Elle est choisie parce qu’en 1918 elle marqua le début de l’offensive
libératrice de l’armée de l’Yser dans les Flandres. Georges Wauters, speaker
au service information, présente le créateur de Radio-Belgique,
Victor de Laveleye. C’est un fonctionnaire du ministère de
l’information britannique dénommé Nicholson qui écoutant un jour Radio-Bruxelles
et ayant été scandalisé par les propos entendus à cette radio concernant l’ambassadeur Cartier de Marchienne et
le gouverneur belge, qui a jeté l’idée de créer une radio pour les Belges à
Londres.
[…] C’est Victor de Laveleye qui a été choisi pour parler aux
Belges en pays occupé. […] Il fallait combattre cette propagande qui était
odieuse.
[…] Il fallait
aussi faire savoir, ce qui était essentiel, au pays occupé, qu’il n’était pas
seul, que les Anglais poursuivaient la guerre et que si les jours étaient
encore sombres, il y avait tout de même un espoir de voir un jour les
États-Unis se joindre à l’effort britannique.
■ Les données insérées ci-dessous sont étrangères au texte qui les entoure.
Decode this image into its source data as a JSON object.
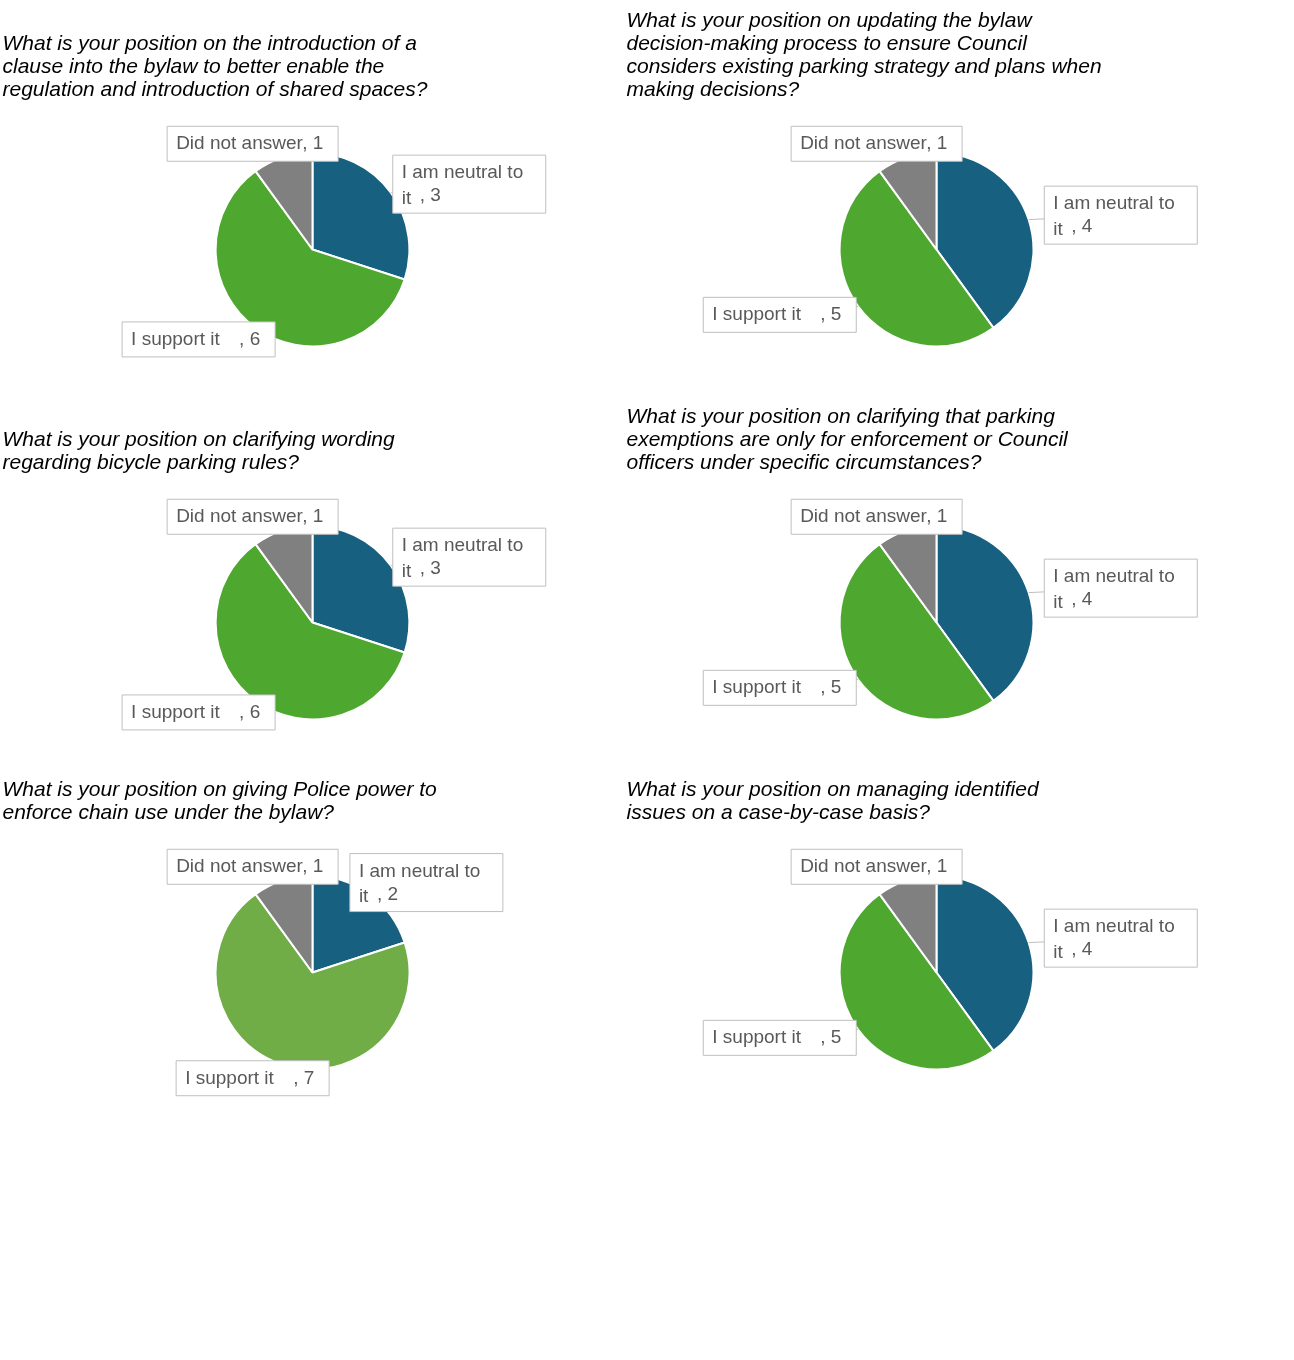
{
  "chart_data": [
    {
      "type": "pie",
      "title": "What is your position on the introduction of a clause into the bylaw to better enable the regulation and introduction of shared spaces?",
      "categories": [
        "I am neutral to it",
        "I support it",
        "Did not answer"
      ],
      "values": [
        3,
        6,
        1
      ],
      "colors": [
        "#17607f",
        "#4ea72e",
        "#808080"
      ],
      "value_labels": [
        ", 3",
        ", 6",
        ", 1"
      ]
    },
    {
      "type": "pie",
      "title": "What is your position on updating the bylaw decision-making process to ensure Council considers existing parking strategy and plans when making decisions?",
      "categories": [
        "I am neutral to it",
        "I support it",
        "Did not answer"
      ],
      "values": [
        4,
        5,
        1
      ],
      "colors": [
        "#17607f",
        "#4ea72e",
        "#808080"
      ],
      "value_labels": [
        ", 4",
        ", 5",
        ", 1"
      ]
    },
    {
      "type": "pie",
      "title": "What is your position on clarifying wording regarding bicycle parking rules?",
      "categories": [
        "I am neutral to it",
        "I support it",
        "Did not answer"
      ],
      "values": [
        3,
        6,
        1
      ],
      "colors": [
        "#17607f",
        "#4ea72e",
        "#808080"
      ],
      "value_labels": [
        ", 3",
        ", 6",
        ", 1"
      ]
    },
    {
      "type": "pie",
      "title": "What is your position on clarifying that parking exemptions are only for enforcement or Council officers under specific circumstances?",
      "categories": [
        "I am neutral to it",
        "I support it",
        "Did not answer"
      ],
      "values": [
        4,
        5,
        1
      ],
      "colors": [
        "#17607f",
        "#4ea72e",
        "#808080"
      ],
      "value_labels": [
        ", 4",
        ", 5",
        ", 1"
      ]
    },
    {
      "type": "pie",
      "title": "What is your position on giving Police power to enforce chain use under the bylaw?",
      "categories": [
        "I am neutral to it",
        "I support it",
        "Did not answer"
      ],
      "values": [
        2,
        7,
        1
      ],
      "colors": [
        "#17607f",
        "#70ad47",
        "#808080"
      ],
      "value_labels": [
        ", 2",
        ", 7",
        ", 1"
      ]
    },
    {
      "type": "pie",
      "title": "What is your position on managing identified issues on a case-by-case basis?",
      "categories": [
        "I am neutral to it",
        "I support it",
        "Did not answer"
      ],
      "values": [
        4,
        5,
        1
      ],
      "colors": [
        "#17607f",
        "#4ea72e",
        "#808080"
      ],
      "value_labels": [
        ", 4",
        ", 5",
        ", 1"
      ]
    }
  ]
}
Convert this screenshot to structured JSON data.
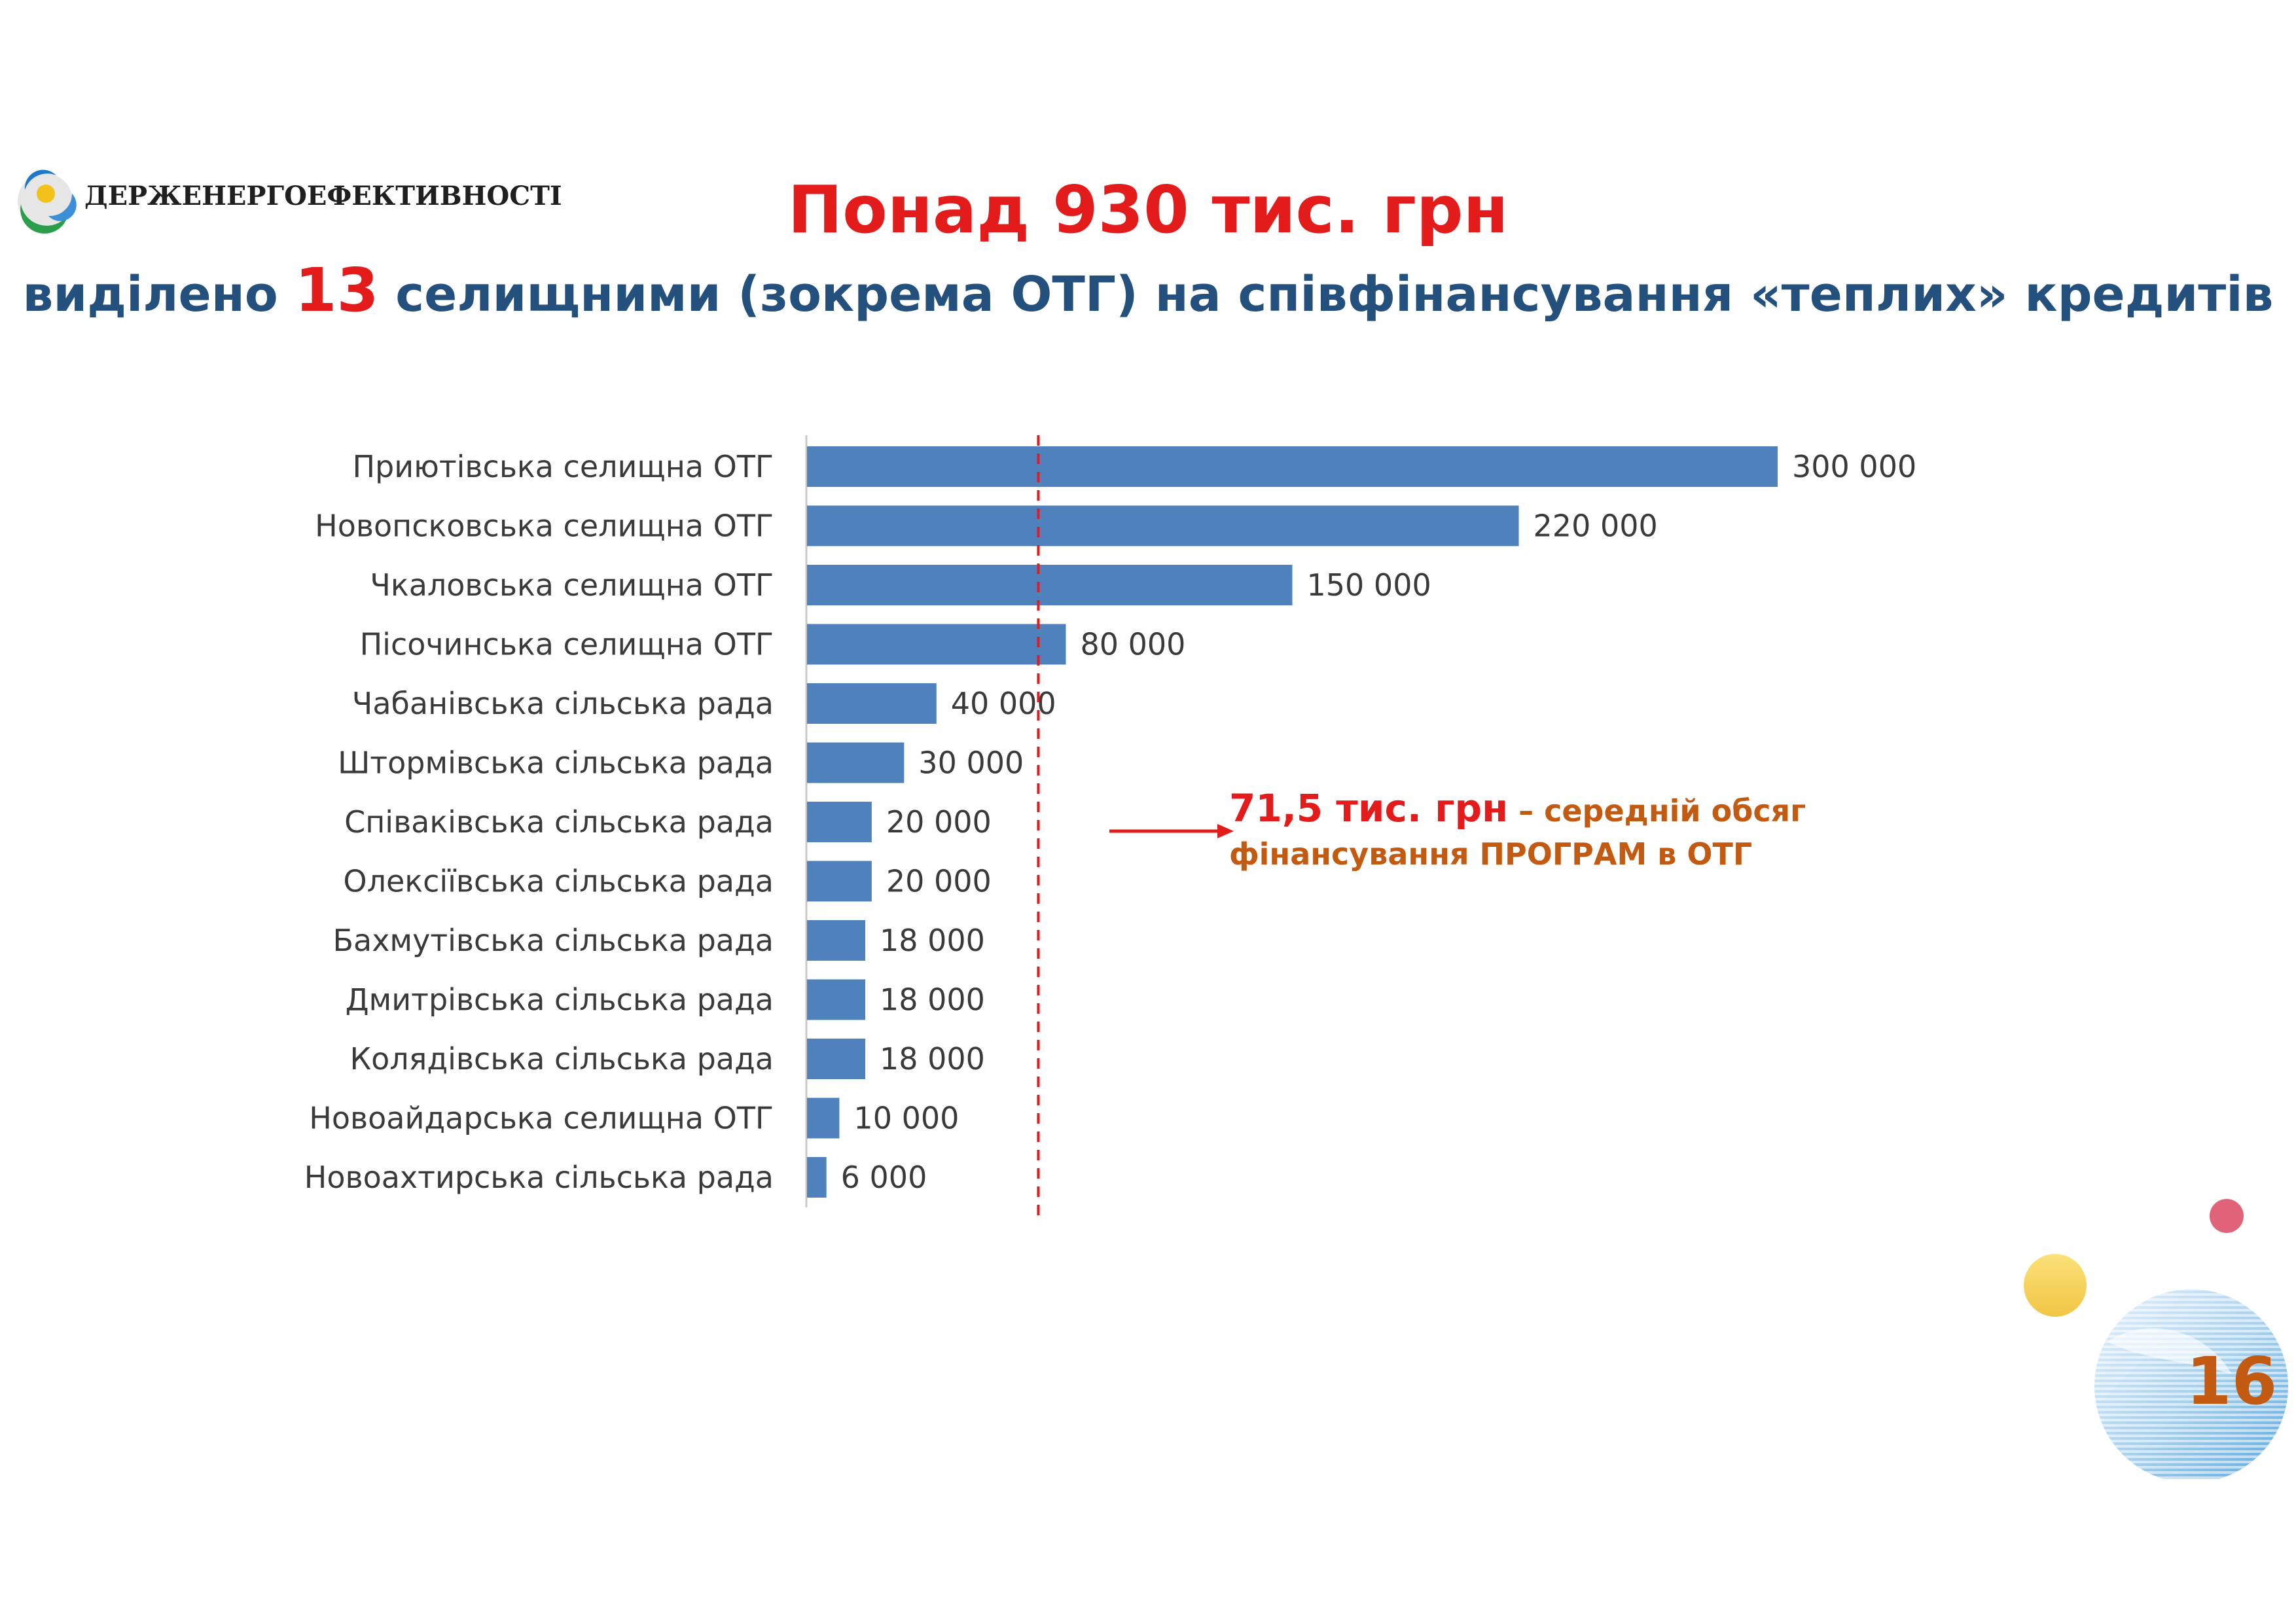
{
  "logo": {
    "text": "ДЕРЖЕНЕРГОЕФЕКТИВНОСТІ",
    "icon": "agency-globe-logo"
  },
  "title": {
    "line1": "Понад 930 тис. грн",
    "line2_before": "виділено ",
    "line2_number": "13",
    "line2_after": " селищними (зокрема ОТГ) на співфінансування «теплих» кредитів"
  },
  "annotation": {
    "value": "71,5 тис. грн",
    "text_part1": " – середній обсяг",
    "text_part2": "фінансування ПРОГРАМ в ОТГ",
    "arrow_icon": "red-arrow-right-icon"
  },
  "page_number": "16",
  "colors": {
    "bar": "#4f81bd",
    "accent_red": "#e31b1b",
    "title_blue": "#23507c",
    "annotation_orange": "#c25a12"
  },
  "chart_data": {
    "type": "bar",
    "orientation": "horizontal",
    "title": "",
    "xlabel": "",
    "ylabel": "",
    "categories": [
      "Приютівська селищна ОТГ",
      "Новопсковська селищна ОТГ",
      "Чкаловська селищна ОТГ",
      "Пісочинська селищна ОТГ",
      "Чабанівська сільська рада",
      "Штормівська сільська рада",
      "Співаківська сільська рада",
      "Олексіївська сільська рада",
      "Бахмутівська сільська рада",
      "Дмитрівська сільська рада",
      "Колядівська сільська рада",
      "Новоайдарська селищна ОТГ",
      "Новоахтирська сільська рада"
    ],
    "values": [
      300000,
      220000,
      150000,
      80000,
      40000,
      30000,
      20000,
      20000,
      18000,
      18000,
      18000,
      10000,
      6000
    ],
    "value_labels": [
      "300 000",
      "220 000",
      "150 000",
      "80 000",
      "40 000",
      "30 000",
      "20 000",
      "20 000",
      "18 000",
      "18 000",
      "18 000",
      "10 000",
      "6 000"
    ],
    "xlim": [
      0,
      300000
    ],
    "reference_line": {
      "value": 71500,
      "style": "dashed",
      "color": "#e31b1b"
    },
    "grid": false,
    "legend": "none"
  }
}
Nous avons eu au départ une
émission le soir, vers les 7 h. 30 du soir. Un quart d’heure pour les Belges
d’expression française et un quart d’heure pour les Belges d’expression
néerlandaise[3]. Reprenant comme générique les premières notes de la IXe
symphonie de Beethoven, pour soutenir le moral des civils restés au pays, un jour sur deux, Victor de Laveleye s’adresse aux
Belges sur Radio-Belgique. Ils sont très nombreux, de l’autre côté de la Manche, à
écouter la diffusion de ces messages et encouragements. Chacun apprécie cette
voix de la liberté espérée qui conclut toutes ces émissions par cette
formule : Et chaque jour notre voix toute proche vous dit : Courage on les aura les Boches ! En septembre 1940, dans cette atmosphère de drames familiaux et
d’informations macabres, fruits de la folie des hommes qui envahit toute
l’Europe, Pierre retourne sans grand enthousiasme sur les bancs du collège,
fréquentant désormais l’institution des Joséphites à Louvain. Récemment confronté aux difficultés
et aux épreuves, Pierre a rencontré une version plus exaltante de la vie que
ces heures passées sur les bancs d’une salle de classe. Dès la reprise de ses
études, il s’ennuie et travaille peu. Nourrissant plus que jamais leur
projet de succession filiale pour l’avenir de leur société, son père et son
parrain Amand, constatant la léthargie de Pierre devant ses livres scolaires,
et toujours sous le choc du décès d’Herman, décident que le jeune homme prendra
le chemin de la cartonnerie familiale.